The antimicrobial peptide APKGVQGPNG (named YD), a natural peptide originating from Bacillus amyloliquefaciens CBSYD1, exhibited excellent antibacterial and antioxidant properties in vitro. These characteristics are closely related to inflammatory responses which is the central trigger for liver fibrosis. However, the therapeutic effects of YD against hepatic fibrosis and the underlying mechanisms are rarely studied. In this study, we show that YD improved liver function and inhibited the progression of liver fibrosis by measuring the serum transaminase activity and the expression of α-smooth muscle actin and collagen I in carbon tetrachloride-induced mice. Then we found that YD inhibited the level of miR-155, which plays an important role in inflammation and liver fibrosis. Bioinformatics analysis and luciferase reporter assay indicate that Casp12 is a new target of miR-155. We demonstrate that YD significantly decreases the contents of inflammatory cytokines and suppresses the NF-κB signaling pathway. Further studies show that transfection of the miR-155 mimic in RAW264.7 cells partially reversed the YD-mediated CASP12 upregulation, the downregulated levels of inflammatory cytokines, and the inactivation of the NF-κB pathways. Collectively, our study indicates that YD reduces inflammation through the miR-155–Casp12–NF-κB axis during liver fibrosis and provides a promising therapeutic candidate for hepatic fibrosis.

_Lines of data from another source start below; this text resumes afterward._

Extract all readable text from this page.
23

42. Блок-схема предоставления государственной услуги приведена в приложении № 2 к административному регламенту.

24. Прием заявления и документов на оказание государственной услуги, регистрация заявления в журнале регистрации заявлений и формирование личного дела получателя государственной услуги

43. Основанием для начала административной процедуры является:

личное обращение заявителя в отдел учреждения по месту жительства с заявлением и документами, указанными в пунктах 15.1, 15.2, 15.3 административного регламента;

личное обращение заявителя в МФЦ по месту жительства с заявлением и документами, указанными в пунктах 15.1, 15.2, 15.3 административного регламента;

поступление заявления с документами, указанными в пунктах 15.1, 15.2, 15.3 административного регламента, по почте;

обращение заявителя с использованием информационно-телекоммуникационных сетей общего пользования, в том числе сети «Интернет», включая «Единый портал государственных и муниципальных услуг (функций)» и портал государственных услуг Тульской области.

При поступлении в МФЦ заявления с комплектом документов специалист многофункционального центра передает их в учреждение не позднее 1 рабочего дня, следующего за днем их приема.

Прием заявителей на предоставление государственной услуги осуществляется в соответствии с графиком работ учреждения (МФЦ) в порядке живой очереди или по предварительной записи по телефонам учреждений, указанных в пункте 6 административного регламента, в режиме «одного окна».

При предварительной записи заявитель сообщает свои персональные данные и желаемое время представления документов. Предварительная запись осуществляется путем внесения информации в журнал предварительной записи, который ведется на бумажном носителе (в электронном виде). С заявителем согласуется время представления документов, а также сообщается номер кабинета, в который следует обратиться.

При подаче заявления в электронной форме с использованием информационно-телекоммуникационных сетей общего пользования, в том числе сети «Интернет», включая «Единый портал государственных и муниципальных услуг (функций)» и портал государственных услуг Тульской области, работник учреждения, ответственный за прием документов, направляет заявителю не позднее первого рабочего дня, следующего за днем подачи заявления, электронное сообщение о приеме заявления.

抗菌肽APKGVQGPNG（命名为YD）是源自解淀粉芽孢杆菌CBSYD1的天然肽，在体外表现出出色的抗菌和抗氧化特性。这些特征与炎症反应密切相关，后者是肝纤维化的主要诱因。然而，很少研究YD对肝纤维化的治疗作用及其潜在机制。在这项研究中，我们显示YD可通过测量血清转氨酶活性和α的表达来改善肝功能并抑制肝纤维化的进展平滑肌肌动蛋白和胶原蛋白I在四氯化碳诱导的小鼠中。然后我们发现YD抑制了miR-155的水平，而miR-155在炎症和肝纤维化中起着重要作用。生物信息学分析和荧光素酶报告基因检测表明Casp12是miR-155的新靶标。我们表明，YD显著减少炎性细胞因子的内容，并抑制了NF- κ乙信号传导途径。进一步的研究表明在RAW264.7细胞中所述miR-155模拟物转染部分逆转的YD-介导CASP12上调，炎性细胞因子的下调的水平，和NF-的失活κ乙通路。总体而言，我们的研究表明YD通过miR- 155– Casp12减轻炎症-NF- κB轴在肝纤维化过程中提供了有希望的肝纤维化治疗候选药物。